All’ultimo respiro, ci pensa Simoneandrea Ganz a strappare il pareggio allo stadio Piola di Vercelli. Da salvare, solo il risultato finale visti i successi di Spal e Frosinone che staccano così in classifica i gialloblù di Pecchia. Poco gioco e idee quelle mostrate dai veronesi anche contro la squadra di Longo.

Per il 10º turno del girone di ritorno, l’Hellas Verona di Fabio Pecchia si presenta allo stadio Piola contro la Pro Vercelli col 4-3-3 con Nicolas, Pisano, Caracciolo, Bianchetti, Souprayen; Romulo, Fossati, Bessa; Zaccagni, Ganz, Siligardi.

Partenza incoraggiante per i gialloblù, subito pericolosi al 4′ con Bessa che trova sul secondo palo Pisano, Provedel in uscita alta anticipa il difensore e manda il pallone sul destro di Bianchetti, conclusione in controbalzo ma il portiere della Pro Vercelli si salva coi piedi. La squadra di Longo replica al 15′ con la conclusione da oltre venti metri di Eguelfi che non inquadra lo specchio della porta. Primo cartellino del match un minuto dopo sventolato in faccia a Zaccagni e sugli sviluppi della punizione, Aramu impegna Nicolas. Ci prova Bessa dalla distanza al 27′, blocca senza problemi Provedel. Non riesce ad incidere l’Hellas Verona, come al 35′ quando Ganz ci prova dalla distanza senza fortuna. Il cross di Romulo si perde direttamente sul fondo, ma al 42′ doccia gelata per i tifosi gialloblù quando Bianchi si inventa un gran gol che non dà scampo a Nicolas e porta così in vantaggio alla chiusura del primo tempo la Pro Vercelli.
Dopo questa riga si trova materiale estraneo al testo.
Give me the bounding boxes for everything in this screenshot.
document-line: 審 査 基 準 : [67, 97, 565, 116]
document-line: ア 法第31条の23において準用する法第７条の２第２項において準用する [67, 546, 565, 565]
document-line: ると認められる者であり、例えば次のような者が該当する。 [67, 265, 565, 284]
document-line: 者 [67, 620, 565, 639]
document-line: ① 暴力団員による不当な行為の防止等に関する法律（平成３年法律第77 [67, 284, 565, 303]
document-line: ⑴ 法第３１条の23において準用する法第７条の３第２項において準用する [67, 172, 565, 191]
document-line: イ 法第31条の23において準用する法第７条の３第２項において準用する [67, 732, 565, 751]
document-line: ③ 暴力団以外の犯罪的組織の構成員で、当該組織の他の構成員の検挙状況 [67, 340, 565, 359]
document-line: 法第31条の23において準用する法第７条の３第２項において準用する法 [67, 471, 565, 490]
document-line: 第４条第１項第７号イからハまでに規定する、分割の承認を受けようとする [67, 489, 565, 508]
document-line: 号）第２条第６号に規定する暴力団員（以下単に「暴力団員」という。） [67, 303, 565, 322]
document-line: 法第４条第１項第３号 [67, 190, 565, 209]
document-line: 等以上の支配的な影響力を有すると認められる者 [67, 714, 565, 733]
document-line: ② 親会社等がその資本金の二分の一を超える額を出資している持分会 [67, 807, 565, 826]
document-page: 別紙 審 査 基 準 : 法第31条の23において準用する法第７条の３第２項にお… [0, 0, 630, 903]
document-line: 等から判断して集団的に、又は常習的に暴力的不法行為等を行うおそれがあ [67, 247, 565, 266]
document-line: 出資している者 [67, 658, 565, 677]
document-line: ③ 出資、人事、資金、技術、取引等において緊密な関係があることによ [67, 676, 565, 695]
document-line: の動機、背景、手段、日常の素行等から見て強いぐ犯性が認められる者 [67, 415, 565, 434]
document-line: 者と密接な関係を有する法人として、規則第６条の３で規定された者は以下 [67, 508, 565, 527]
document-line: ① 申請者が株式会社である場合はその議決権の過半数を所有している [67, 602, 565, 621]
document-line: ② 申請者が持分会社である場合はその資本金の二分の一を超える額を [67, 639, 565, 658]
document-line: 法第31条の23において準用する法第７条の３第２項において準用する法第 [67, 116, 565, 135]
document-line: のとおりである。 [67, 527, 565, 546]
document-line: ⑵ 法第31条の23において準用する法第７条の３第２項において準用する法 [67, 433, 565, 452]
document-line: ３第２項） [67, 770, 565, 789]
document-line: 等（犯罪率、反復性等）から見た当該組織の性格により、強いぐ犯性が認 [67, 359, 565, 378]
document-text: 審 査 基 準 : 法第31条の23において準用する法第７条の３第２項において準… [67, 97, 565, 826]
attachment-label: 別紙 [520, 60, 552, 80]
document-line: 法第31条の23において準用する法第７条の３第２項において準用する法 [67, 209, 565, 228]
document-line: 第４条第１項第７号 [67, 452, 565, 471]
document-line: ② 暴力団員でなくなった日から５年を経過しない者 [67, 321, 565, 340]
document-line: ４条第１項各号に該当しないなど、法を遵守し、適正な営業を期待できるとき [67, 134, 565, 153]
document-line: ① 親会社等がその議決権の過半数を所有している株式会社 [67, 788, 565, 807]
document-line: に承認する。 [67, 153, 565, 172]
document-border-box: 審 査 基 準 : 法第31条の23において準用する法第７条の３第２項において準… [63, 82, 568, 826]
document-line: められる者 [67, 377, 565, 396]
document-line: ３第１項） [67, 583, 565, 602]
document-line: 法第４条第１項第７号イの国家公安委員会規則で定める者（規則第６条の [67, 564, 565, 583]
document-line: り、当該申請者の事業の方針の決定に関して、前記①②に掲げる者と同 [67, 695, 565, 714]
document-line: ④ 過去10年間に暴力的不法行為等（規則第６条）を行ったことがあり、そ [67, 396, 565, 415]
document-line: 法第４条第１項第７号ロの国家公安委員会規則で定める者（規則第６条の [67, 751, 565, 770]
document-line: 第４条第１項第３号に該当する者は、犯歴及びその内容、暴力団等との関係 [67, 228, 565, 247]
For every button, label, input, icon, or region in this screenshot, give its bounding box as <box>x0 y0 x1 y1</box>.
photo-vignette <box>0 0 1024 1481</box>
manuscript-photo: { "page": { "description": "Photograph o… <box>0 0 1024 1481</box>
La ripresa si apre con l’ingresso in campo di Luppi al posto di Zaccagni e l’ammonizione di Pisano nei primi 60 secondi. Sugli sviluppi di un calcio d’angolo di Romulo al 52′, colpo di testa a lato di poco di Caracciolo, con Fossati che al 53′ viene ammonito per una gomitata su Bianchi. Il nervosismo la fa da padrone tra i gialloblù, Pro Vercelli che senza troppo affanno riesce a limitare i timidi tentativi della squadra di Pecchia, come al 55′ quando Siligardi trova Ganz ma il colpo di testa dell’ex Como termina a lato. In fase offensiva, l’Hellas Verona passa al 4-2-4, ma è la Pro Vercelli al 64′ ad arrivare alla conclusione con Emmanuello, con Romulo che stoppa la conclusione e agevola così l’intervento di Nicolas. Al 69′ Cappelluzzo prende il posto di Romulo, ennesima mossa che non porta a nulla. Come la conclusione di Luppi da oltre venti metri che si perde tra i tifosi gialloblù (370) arrivati questo pomeriggio allo stadio Piola. All’85 terzo ed ultimo cambio per i gialloblù, con Fares al posto di Bianchetti, scaligeri che chiudono con la difesa a tre. Siligardi al 90′ stampa il pallone sul palo esterno alla destra di Provedel su punizione, ma quando tutto sembra oramai scritto, ci pensa Ganz di testa al 93′ a strappare un punto allo stadio Piola. Per l’ex bomber del Como, terzo gol con la maglia gialloblù in campionato.

L’assenza di Pazzini non può comunque giustificare una tale prestazione, Hellas Verona che a Vercelli ha rischiato troppo e creato ancora meno.